Quantization of Fields with Infinite-Dimensional Invariance Groups. III. Generalized Schwinger-Feynman Theory

Abstract

The formal methods of Schwinger and Feynman are applied to nonlinear field theories having elementary vertex functions of arbitrarily high order. In the first half of the paper, familiar theorems are rederived by noncanonical methods. Emphasis is given to purely formal aspects of the theory which may be expected to survive generalization to situations in which standard asymptotic conditions are inapplicable. Since the context in which the field nonlinearities are assumed to appear is that of a non-Abelian infinite-dimensional invariance group, detailed attention is given to the question of a group invariant measure for the Feynman functional integral. It is shown that the physically important part of the measure is not determined by the group.

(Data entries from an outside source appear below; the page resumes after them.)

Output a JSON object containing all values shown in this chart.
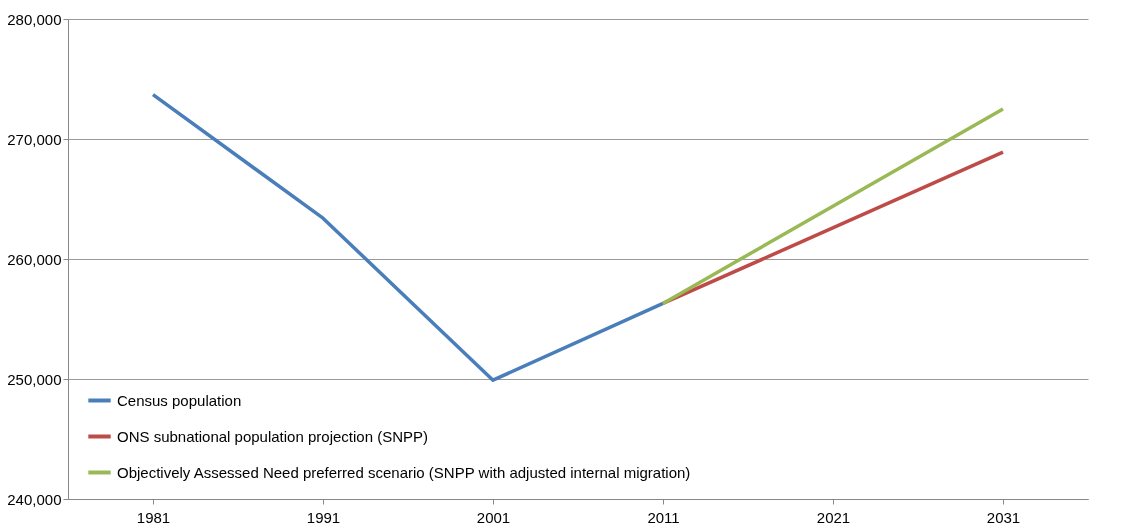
{
  "chart_data": {
    "type": "line",
    "categories": [
      "1981",
      "1991",
      "2001",
      "2011",
      "2021",
      "2031"
    ],
    "series": [
      {
        "name": "Census population",
        "color": "#4a7ebb",
        "values": [
          273700,
          263400,
          249900,
          256300,
          null,
          null
        ]
      },
      {
        "name": "ONS subnational population projection (SNPP)",
        "color": "#be4b48",
        "values": [
          null,
          null,
          null,
          256300,
          null,
          268900
        ]
      },
      {
        "name": "Objectively Assessed Need preferred scenario (SNPP with adjusted internal migration)",
        "color": "#98b954",
        "values": [
          null,
          null,
          null,
          256300,
          null,
          272500
        ]
      }
    ],
    "ylim": [
      240000,
      280000
    ],
    "yticks": [
      {
        "value": 240000,
        "label": "240,000"
      },
      {
        "value": 250000,
        "label": "250,000"
      },
      {
        "value": 260000,
        "label": "260,000"
      },
      {
        "value": 270000,
        "label": "270,000"
      },
      {
        "value": 280000,
        "label": "280,000"
      }
    ],
    "grid": "y",
    "legend": "bottom left",
    "marker": "none",
    "line_style": "solid"
  }
}
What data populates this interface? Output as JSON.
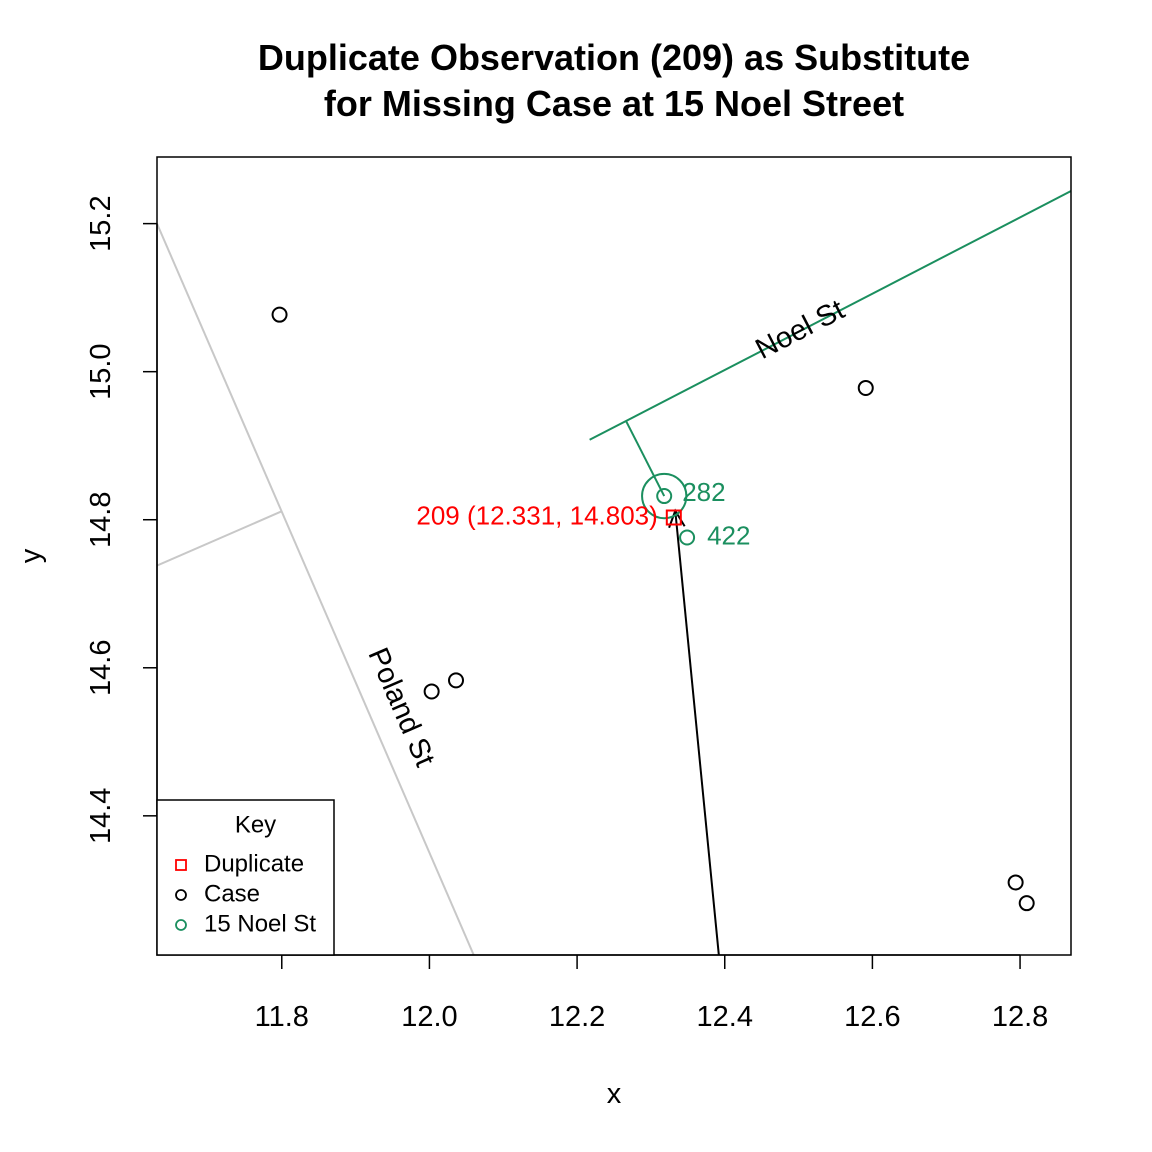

The second half of the paper is devoted to the theory of the propagators and correlation functions which characterize the system when invariant variables are introduced. The existence of a c-number action functional Γ which contains a complete description of all quantum processes is proved. The second variational derivatives of this functional constitute the wave operator for the one-particle propagators (including all radiative corrections), and its higher derivatives are the renormalized vertex functions. A description of the renormalization process is easily carried out in terms of Γ. Finally, the implications which its existence has for quantum gravidynamics are discussed. Because it leads to nonlocal covariant equations for a complex metric tensor the way is open to transmutations of topology at the quantum level.